Chronique

[LIVRE] Christian Gailly

Un soir au club

Dans beaucoup de romans, la radio diffuse Caravan ou le héros pose So What sur la platine du tourne-disque, mais peu nombreux sont ceux qui prennent le jazz pour sujet principal. C’est le cas d’Un soir au club, ce qui fait déjà au moins une bonne raison pour le lire.

Quand il parle de jazz Christian Gailly sait de quoi il parle, puisqu’il a longtemps été tenté par une carrière de saxophoniste. En fin de compte la plume l’a emporté sur le bec et Christian Gailly s’est orienté vers l’écriture, où il improvise de fort belles pages.

Un ancien musicien devenu chauffagiste, une soirée dans un club de province, un piano, une chanteuse et la mort. L’histoire est banale et n’est qu’un prétexte pour jouer avec les personnages, les relations et les ambiances, comme un thème de blues en AABA.

Christian Gailly excelle dans cet exercice grâce à son style vif et concis, fait de phrases courtes et de mots simples, comme on aime les chorus.
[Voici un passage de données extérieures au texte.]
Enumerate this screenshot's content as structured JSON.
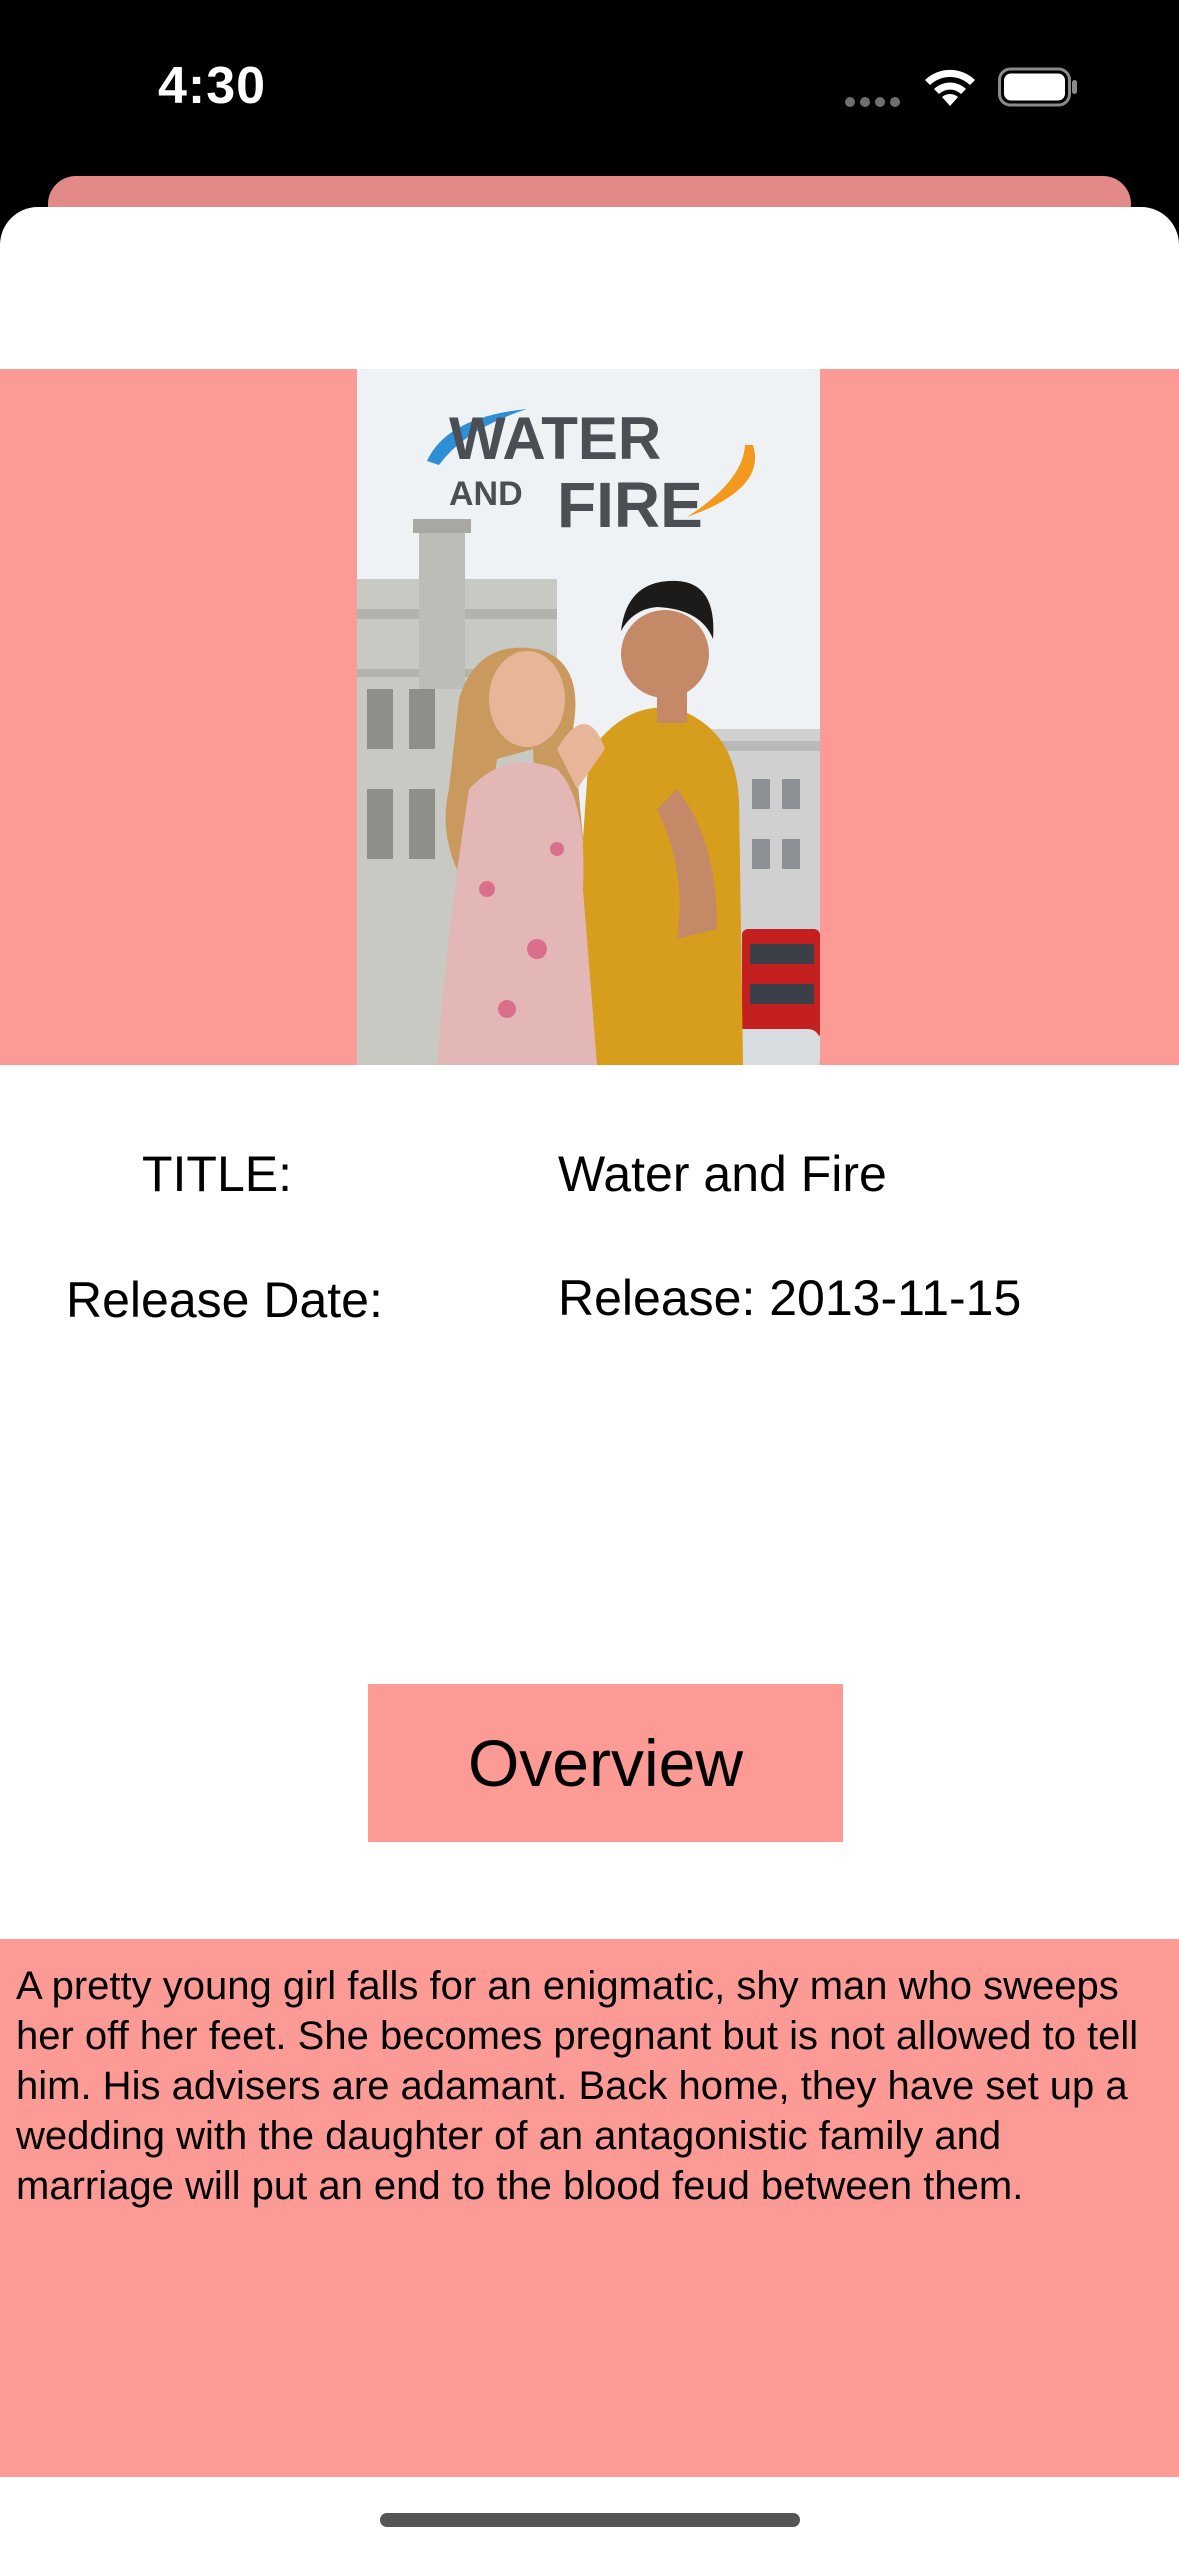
{
  "status_bar": {
    "time": "4:30"
  },
  "poster": {
    "logo_line1": "WATER",
    "logo_line2a": "AND",
    "logo_line2b": "FIRE",
    "colors": {
      "band": "#fc9a96",
      "sheet_back": "#e38a88"
    }
  },
  "details": {
    "title_label": "TITLE:",
    "title_value": "Water and Fire",
    "release_label": "Release Date:",
    "release_value": "Release: 2013-11-15"
  },
  "overview": {
    "button_label": "Overview",
    "text": "A pretty young girl falls for an enigmatic, shy man who sweeps her off her feet. She becomes pregnant but is not allowed to tell him. His advisers are adamant. Back home, they have set up a wedding with the daughter of an antagonistic family and marriage will put an end to the blood feud between them."
  }
}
Sans oublier le recul qu’il maintient par rapport à son texte : il montre son histoire davantage qu’il ne la raconte. Cette attitude instaure une connivence entre l’auteur et le lecteur, un peu comme celle qui lie l’auditeur et les musiciens dans un concert.

Finalement Un soir au club ne parle pas de jazz, il est jazz, ce qui est une raison définitive pour le lire.